5-year survival rate (%) according to the stage upon detection
EXPRESSED MEDICAL NEED
To meet the demands of the practitioners, VitaDX is developing a new diagnostic aid tool that is:
- MORE EFFICIENT THAN URINARY CYTOLOGY FOR THE DETECTION OF LOW GRADES
- REPRODUCIBLE AND RELIABLE
- SIMPLE TO IMPLEMENT
EARLY DIAGNOSIS BY FLUORESCENCE
The analysis is based on a specific and proprietary method of preparation, staining and observation of urothelial cells coupled with an image processing algorithm of urinary cytology slides, scanned in white light and in fluorescence.
The method consists in observing the localization of the fluorescence of the cells.
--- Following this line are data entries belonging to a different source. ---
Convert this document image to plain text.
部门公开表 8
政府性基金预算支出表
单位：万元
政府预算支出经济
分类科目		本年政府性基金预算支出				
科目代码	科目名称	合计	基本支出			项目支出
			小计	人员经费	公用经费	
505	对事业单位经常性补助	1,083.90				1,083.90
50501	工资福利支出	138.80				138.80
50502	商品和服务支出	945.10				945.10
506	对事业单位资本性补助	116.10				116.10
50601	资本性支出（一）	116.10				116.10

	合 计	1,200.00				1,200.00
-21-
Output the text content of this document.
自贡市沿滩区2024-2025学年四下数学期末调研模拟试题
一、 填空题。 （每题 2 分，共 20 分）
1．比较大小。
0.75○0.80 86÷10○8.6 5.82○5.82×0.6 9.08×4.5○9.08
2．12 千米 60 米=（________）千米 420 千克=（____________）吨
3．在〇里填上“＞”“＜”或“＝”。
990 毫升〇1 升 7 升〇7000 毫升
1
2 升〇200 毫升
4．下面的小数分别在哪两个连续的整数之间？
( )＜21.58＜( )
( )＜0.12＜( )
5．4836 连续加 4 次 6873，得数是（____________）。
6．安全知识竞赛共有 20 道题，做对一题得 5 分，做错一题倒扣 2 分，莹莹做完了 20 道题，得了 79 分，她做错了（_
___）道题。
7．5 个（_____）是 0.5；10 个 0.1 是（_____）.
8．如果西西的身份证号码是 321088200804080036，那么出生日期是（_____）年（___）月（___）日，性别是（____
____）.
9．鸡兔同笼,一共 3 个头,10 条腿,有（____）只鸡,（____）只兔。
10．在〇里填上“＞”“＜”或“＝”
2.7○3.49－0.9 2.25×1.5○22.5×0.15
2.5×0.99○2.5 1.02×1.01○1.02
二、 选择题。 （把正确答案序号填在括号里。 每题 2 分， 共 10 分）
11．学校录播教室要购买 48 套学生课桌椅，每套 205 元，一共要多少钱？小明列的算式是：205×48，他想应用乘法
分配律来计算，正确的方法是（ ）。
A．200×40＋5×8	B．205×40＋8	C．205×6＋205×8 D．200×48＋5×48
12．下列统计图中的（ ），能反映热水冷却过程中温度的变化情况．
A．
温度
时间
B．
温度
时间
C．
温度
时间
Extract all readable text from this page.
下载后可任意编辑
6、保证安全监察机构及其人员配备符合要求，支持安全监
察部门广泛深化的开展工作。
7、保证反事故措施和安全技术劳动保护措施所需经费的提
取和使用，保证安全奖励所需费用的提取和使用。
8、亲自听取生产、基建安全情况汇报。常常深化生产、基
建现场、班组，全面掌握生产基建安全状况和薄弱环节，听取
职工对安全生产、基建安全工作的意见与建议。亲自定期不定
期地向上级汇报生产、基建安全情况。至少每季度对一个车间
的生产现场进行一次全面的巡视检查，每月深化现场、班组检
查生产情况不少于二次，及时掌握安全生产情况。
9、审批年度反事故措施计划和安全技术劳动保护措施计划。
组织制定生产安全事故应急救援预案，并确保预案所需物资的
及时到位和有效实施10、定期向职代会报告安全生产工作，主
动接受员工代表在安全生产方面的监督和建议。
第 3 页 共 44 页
The presence of peri-membrane localized fluorescence on urothelial cells is correlated with their malignancy, while the presence of a homogenous fluorescence indicates a healthy cell.
The observation in fluorescence allows the detection of cancer cells usually considered as atypical by the pathologist, which he cannot classify as tumorous or healthy.
The future solution will be compatible with the conventional staining techniques used in pathology laboratories, allowing a morphological analysis of the cells in white light and metabolism analysis in fluorescence, in order to detect tumor cells even at an early stage.
MACHINE LEARNING FOR PHYSICIANS
The software analysis of VisioCyt is based on machine learning algorithms and more specifically Deep Learning.
It is a set of mathematical techniques allowing algorithms to solve problems from data without being explicitly programmed.
It allows the prediction of a phenomenon from past observations.
Machine learning is a field in full extension and with great potential, exploited for medical applications since very recently.
Jacques Le Bozec
Chairman of the board
After over 15 years spent in US companies of the medical device industry, Jacques Le Bozec founded and directed Vitalitec.
The company was specialized in the design, development, manufacturing and commercialization of medical devices in cardiac and vascular fields.
Jacques Le Bozec organized the sale of Vitalitec to Peters Surgical in 2014. He has developed an expertise in financial structuring, corporate strategies and investor relations’ management.
Allan holds a MBA in International Corporate Management from the University of Laval (Canada) and graduated from ESIEE, an engineering school, with a specialization in biotechnologies.
He has skills in entrepreneurship and was an advisor for innovative startups in the medical field. He co-founded VitaDX and has led the project since 2013.
As the acting CEO, he guides and implements strategic decisions of the company.
Thibaut is an engineer specialized in Signal and image processing from the Institut d’Optique Graduate School.
At the CNRS, he initiated the first technical developments, with the scientists at the origin of VitaDX. Passionate about data analysis and artificial intelligence, he is in charge of the development of the image processing algorithms of the device.
As CTO, his mission is to allow the transition from a laboratory method to an industrial solution that fits the customer’s needs and manage the scientific partnership.
Sebastien graduated from the ESC Rennes. He has more than 15 years’ experience in the commercialization of healthcare products, first on the home care market and then on the medical device market for hospitals and clinics.
Most recently, he was Marketing Director of the vascular division of Terumo. Sebastien is currently in charge of the marketing and clinical departments and is also involved in the development strategy of the company.